The Best Compliment You Can Get, According To Your ‘Love Language’
Expert Gary Chapman has pinpointed the five main ways we give and receive love, which impact who we are overall.
1. Quality Time
The best compliment you can get when you’re fluent in quality time doesn’t come in the form of a positive statement about your looks, brains, or personality. It arrives in the form of someone choosing to spend time with you above doing something else. You want the people you love to be there for you, literally. When your significant other surprises you by ditching their friends an hour earlier than planned to meet up with you, or returns from a business trip a day early just to see you that much sooner, it means more to you than any flattering comment ever could.
2. Words of Affirmation
Yes, you like reassurance in the form of spoken words. But you don’t crave hollow superlatives (e.g. You’re, like, the most amazing person I know! You were probably voted most likely to be perfect forever in high school!) or super flowery language, necessarily. What you want is honesty coupled with insightfulness. You want to be told WHY your partner loves you, or WHY you make them happy. You respond to specific, meaningful comments. You don’t need to know that your top suits you so much as you need to understand that the way you wear your confidence inspires others.
3. Physical Touch
You ache for the comfort of human touch—the reassuring sense that you’re not alone in the world. Nothing makes you feel better about yourself than a heartfelt pat on the back from a friend, or a hug that lasts a few critical beats longer than normal. You want to be caressed, tenderly, at the end of a long day by your loving mate. You want to high-five all your colleagues or teammates after a big win. You want to be told, through mindful demonstrations of physical affection, that you are a wonderful person deserving of care and attention.
4. Receiving Gifts
Nothing says “you rule” quite like the meaning buried within a particularly well-timed, well thought out gift.
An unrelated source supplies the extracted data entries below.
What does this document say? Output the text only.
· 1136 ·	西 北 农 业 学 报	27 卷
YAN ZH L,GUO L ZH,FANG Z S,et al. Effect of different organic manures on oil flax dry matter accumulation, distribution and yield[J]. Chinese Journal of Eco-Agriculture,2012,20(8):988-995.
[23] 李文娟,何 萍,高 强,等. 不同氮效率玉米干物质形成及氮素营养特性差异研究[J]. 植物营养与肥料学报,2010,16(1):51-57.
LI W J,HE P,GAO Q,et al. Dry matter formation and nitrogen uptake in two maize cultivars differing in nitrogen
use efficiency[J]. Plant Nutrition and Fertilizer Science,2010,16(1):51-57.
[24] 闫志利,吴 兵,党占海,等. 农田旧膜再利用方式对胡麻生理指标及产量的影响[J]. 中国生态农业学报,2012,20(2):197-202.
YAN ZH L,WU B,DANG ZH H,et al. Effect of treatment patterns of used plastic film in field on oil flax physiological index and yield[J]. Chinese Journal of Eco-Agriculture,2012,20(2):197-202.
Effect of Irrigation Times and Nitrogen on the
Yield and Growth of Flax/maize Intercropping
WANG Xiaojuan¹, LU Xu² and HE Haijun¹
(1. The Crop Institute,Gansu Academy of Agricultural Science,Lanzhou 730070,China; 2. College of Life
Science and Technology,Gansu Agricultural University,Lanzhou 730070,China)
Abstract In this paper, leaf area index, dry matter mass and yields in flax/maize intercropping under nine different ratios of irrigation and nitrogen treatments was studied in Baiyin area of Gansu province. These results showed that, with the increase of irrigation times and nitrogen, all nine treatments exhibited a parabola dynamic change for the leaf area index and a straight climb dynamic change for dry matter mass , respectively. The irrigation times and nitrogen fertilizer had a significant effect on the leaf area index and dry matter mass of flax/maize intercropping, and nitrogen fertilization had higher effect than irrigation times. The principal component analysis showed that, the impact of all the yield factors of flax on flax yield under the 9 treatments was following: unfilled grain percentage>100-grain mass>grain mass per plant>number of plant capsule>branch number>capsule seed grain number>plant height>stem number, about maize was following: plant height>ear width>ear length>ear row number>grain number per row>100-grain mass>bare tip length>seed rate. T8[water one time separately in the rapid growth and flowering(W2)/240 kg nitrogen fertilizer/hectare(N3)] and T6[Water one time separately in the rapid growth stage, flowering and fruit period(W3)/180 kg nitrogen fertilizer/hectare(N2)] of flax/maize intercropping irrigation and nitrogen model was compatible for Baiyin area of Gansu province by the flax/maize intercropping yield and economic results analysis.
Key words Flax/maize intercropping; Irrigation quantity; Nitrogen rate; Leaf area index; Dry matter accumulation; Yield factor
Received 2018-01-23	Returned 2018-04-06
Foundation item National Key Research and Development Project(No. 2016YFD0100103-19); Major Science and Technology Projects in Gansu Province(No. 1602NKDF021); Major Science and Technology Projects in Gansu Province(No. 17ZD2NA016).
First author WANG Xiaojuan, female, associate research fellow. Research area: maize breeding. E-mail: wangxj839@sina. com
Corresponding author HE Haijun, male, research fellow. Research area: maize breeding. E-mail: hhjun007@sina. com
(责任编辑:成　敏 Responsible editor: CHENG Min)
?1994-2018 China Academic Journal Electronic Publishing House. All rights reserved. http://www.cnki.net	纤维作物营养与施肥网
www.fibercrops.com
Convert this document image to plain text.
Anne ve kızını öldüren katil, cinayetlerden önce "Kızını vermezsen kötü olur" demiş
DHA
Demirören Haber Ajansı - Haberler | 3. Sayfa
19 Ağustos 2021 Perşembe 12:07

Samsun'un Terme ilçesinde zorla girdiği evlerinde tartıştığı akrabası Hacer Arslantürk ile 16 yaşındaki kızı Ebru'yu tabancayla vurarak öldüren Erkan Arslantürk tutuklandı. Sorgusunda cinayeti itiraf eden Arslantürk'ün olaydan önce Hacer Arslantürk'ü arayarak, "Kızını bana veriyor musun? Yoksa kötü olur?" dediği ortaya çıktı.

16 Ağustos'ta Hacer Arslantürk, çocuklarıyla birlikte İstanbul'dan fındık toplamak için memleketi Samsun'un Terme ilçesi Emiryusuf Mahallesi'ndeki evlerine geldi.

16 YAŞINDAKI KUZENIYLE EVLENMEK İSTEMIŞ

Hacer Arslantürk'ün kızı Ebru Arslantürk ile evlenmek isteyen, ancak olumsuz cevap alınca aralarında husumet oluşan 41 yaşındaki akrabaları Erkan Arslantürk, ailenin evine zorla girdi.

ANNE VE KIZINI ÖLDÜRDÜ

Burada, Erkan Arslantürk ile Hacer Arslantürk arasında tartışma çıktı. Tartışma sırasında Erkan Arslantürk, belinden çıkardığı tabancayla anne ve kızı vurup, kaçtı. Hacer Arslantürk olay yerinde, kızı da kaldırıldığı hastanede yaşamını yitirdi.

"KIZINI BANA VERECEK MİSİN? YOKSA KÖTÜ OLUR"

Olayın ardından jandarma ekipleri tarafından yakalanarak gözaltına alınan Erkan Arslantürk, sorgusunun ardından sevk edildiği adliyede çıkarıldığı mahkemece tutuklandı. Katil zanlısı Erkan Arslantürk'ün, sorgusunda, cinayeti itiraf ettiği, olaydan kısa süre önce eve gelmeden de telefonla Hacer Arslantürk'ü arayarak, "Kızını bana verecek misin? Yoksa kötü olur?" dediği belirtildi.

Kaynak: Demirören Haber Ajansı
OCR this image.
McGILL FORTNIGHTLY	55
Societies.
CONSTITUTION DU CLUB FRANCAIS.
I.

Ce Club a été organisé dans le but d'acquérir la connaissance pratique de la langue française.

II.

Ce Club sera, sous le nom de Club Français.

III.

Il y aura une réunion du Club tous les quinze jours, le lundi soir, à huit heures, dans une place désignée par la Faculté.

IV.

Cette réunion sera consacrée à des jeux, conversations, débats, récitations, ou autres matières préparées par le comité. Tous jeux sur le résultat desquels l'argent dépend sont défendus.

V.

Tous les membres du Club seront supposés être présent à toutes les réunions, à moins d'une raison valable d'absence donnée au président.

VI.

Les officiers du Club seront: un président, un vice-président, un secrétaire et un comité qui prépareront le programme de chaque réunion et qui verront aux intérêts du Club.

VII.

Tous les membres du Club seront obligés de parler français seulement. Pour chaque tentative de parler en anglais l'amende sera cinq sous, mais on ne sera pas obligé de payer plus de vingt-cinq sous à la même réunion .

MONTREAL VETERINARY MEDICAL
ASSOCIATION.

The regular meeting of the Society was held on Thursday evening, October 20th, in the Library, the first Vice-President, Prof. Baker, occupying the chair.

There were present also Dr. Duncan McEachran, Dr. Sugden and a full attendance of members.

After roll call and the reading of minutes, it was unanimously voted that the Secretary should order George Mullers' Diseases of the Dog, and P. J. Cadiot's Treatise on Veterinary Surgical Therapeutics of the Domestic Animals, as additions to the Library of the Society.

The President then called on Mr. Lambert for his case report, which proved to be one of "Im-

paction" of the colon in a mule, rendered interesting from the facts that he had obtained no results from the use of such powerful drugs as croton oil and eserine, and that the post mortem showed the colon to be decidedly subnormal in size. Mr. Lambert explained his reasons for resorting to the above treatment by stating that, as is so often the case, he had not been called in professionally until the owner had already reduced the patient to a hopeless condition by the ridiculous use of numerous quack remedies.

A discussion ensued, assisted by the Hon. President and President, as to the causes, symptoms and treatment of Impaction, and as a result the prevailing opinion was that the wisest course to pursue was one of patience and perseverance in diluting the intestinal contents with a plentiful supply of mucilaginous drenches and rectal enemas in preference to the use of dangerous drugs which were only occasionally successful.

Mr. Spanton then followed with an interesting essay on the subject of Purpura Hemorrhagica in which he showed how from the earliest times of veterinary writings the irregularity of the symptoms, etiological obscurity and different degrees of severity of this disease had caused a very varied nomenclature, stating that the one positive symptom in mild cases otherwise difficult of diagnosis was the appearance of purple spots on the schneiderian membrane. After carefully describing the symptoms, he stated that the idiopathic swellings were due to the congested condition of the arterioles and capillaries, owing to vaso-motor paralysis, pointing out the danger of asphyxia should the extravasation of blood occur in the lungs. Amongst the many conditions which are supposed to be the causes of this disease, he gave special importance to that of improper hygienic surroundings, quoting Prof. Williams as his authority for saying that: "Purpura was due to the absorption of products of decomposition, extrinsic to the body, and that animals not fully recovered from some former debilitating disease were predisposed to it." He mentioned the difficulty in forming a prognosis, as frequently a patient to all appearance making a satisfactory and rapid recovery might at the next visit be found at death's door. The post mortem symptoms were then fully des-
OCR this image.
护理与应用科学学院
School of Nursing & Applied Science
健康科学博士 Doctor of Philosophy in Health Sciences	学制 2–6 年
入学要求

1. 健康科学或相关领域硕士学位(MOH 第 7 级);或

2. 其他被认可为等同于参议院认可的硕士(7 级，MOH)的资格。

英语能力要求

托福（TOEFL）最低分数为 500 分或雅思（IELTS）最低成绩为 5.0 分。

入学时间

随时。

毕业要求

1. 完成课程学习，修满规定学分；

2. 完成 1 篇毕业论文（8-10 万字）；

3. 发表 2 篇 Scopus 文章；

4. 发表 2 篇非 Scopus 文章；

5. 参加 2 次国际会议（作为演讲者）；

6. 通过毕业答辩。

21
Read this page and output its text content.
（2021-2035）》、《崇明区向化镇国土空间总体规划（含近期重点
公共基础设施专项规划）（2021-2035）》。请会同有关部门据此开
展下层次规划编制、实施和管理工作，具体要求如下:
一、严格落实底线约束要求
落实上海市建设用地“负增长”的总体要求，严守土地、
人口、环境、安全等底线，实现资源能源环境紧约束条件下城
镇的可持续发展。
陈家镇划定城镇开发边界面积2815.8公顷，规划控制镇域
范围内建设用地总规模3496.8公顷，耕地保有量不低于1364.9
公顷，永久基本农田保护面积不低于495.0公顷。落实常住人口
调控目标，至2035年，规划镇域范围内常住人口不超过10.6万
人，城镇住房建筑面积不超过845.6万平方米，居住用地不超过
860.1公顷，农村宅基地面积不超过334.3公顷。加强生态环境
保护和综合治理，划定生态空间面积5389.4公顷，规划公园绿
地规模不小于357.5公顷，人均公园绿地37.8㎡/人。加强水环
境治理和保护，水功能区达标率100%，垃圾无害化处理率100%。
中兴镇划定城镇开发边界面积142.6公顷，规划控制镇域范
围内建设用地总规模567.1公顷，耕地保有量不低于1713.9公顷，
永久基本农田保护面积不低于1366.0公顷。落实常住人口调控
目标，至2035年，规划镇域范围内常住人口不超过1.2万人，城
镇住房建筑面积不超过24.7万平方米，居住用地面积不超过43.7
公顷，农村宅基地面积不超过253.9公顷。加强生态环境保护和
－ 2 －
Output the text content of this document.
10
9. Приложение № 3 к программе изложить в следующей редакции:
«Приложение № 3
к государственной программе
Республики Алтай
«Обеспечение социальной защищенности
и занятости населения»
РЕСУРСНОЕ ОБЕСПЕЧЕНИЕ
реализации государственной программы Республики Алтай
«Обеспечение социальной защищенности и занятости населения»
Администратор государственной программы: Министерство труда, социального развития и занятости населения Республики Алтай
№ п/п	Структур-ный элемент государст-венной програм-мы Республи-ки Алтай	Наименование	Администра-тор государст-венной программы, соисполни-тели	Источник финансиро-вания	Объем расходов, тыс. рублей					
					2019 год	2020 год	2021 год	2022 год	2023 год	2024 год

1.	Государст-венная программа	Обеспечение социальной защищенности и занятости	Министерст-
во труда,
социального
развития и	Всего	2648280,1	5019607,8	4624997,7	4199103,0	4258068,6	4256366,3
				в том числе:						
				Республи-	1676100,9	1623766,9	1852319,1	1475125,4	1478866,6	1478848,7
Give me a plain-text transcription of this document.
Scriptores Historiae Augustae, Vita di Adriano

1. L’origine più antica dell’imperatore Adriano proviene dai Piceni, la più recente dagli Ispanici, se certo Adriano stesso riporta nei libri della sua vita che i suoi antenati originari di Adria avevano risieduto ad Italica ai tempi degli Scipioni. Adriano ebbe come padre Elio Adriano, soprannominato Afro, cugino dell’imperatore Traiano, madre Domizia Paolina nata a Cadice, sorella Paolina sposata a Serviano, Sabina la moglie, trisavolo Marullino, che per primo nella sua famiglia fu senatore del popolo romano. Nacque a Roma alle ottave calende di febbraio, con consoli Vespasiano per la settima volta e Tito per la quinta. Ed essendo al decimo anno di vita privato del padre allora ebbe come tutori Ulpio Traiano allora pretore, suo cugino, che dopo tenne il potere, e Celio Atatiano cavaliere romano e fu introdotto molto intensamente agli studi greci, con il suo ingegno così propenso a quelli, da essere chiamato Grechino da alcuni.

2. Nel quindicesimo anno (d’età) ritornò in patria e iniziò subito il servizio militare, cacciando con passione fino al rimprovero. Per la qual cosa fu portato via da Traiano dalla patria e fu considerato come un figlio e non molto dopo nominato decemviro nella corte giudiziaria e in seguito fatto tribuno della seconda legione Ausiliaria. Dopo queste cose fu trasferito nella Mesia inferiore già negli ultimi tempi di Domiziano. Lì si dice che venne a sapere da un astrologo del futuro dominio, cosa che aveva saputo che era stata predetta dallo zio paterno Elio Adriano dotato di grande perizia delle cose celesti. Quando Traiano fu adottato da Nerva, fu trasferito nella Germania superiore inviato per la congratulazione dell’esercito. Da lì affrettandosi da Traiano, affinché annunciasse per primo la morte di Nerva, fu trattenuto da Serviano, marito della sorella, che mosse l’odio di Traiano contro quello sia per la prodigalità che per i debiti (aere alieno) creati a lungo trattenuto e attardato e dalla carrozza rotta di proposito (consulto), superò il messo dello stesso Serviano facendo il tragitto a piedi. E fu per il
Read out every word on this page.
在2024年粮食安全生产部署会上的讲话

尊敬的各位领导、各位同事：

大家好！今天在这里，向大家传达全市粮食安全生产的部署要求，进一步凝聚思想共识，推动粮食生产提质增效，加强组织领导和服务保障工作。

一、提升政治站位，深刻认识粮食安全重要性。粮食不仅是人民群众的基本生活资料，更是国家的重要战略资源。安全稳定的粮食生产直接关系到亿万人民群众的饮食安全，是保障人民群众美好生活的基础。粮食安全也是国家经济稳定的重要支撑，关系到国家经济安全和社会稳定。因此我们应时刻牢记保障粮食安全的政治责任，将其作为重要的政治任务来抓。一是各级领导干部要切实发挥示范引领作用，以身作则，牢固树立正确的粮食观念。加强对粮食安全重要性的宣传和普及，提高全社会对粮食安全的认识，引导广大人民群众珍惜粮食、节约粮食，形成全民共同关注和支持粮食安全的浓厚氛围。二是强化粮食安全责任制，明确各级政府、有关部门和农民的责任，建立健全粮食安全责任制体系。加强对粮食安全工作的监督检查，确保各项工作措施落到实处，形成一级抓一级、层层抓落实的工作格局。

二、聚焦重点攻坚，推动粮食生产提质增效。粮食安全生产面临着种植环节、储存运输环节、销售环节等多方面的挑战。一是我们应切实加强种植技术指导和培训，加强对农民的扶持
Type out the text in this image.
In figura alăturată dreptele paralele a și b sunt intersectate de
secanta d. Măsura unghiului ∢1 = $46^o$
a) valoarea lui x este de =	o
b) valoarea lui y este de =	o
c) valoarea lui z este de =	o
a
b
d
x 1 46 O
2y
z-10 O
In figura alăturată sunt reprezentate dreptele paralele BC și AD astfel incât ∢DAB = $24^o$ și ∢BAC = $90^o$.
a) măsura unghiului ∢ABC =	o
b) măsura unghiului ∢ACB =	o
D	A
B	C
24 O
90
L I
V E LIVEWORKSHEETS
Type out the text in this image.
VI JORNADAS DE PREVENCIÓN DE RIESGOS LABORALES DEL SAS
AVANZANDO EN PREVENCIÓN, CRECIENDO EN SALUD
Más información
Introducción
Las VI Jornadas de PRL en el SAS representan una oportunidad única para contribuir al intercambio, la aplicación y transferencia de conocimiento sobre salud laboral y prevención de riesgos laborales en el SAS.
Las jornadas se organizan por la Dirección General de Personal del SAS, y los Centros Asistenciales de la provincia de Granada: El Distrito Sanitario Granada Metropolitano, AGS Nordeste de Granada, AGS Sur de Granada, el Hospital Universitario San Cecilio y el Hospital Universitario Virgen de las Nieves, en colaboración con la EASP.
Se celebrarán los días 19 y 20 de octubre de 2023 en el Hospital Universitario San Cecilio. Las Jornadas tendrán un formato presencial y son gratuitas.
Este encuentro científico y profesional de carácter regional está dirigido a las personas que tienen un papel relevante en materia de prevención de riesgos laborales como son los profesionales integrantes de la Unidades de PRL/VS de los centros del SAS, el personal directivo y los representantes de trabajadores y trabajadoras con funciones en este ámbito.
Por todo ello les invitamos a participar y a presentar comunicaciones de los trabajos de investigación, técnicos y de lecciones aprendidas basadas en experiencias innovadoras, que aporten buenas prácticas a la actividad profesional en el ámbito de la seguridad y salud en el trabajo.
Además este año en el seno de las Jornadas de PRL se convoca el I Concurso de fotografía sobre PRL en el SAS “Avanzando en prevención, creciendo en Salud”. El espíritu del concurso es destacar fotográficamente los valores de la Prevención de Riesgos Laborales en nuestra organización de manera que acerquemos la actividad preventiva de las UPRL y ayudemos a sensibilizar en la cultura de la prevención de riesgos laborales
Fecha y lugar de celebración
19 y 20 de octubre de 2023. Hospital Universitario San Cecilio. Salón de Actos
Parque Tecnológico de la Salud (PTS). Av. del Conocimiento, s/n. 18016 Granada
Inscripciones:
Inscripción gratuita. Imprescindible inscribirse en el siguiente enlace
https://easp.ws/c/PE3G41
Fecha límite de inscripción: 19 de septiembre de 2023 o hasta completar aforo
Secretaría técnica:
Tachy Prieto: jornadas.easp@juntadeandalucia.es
The objects that make you smile widest might have zero value in dollars, but they bear tremendous weight in terms of what they mean to you. It could be as simple as a love note scribbled on a Post-it that your significant other places on the bathroom mirror for you discover right when you wake up on a big day. It could be a beautiful bouquet of flowers from a friend who couldn’t make it to your birthday dinner. It could be a v-neck heather grey t-shirt the day after you spill a glass of red wine all over yourself. It’s all about the thought that went into it.
5. Acts of Service
You want breakfast in bed on a Saturday morning after a long week. You want to arrive home to find your partner cooking a fabulous meal for two on an evening when it’s technically your turn to cook because they sense you could use the break. You want someone to tell you how awesome you are through their willingness to take on some of the day-to-day burdens you face. When someone puts the time and effort into servicing your needs this way, you interpret it as the greatest compliment possible.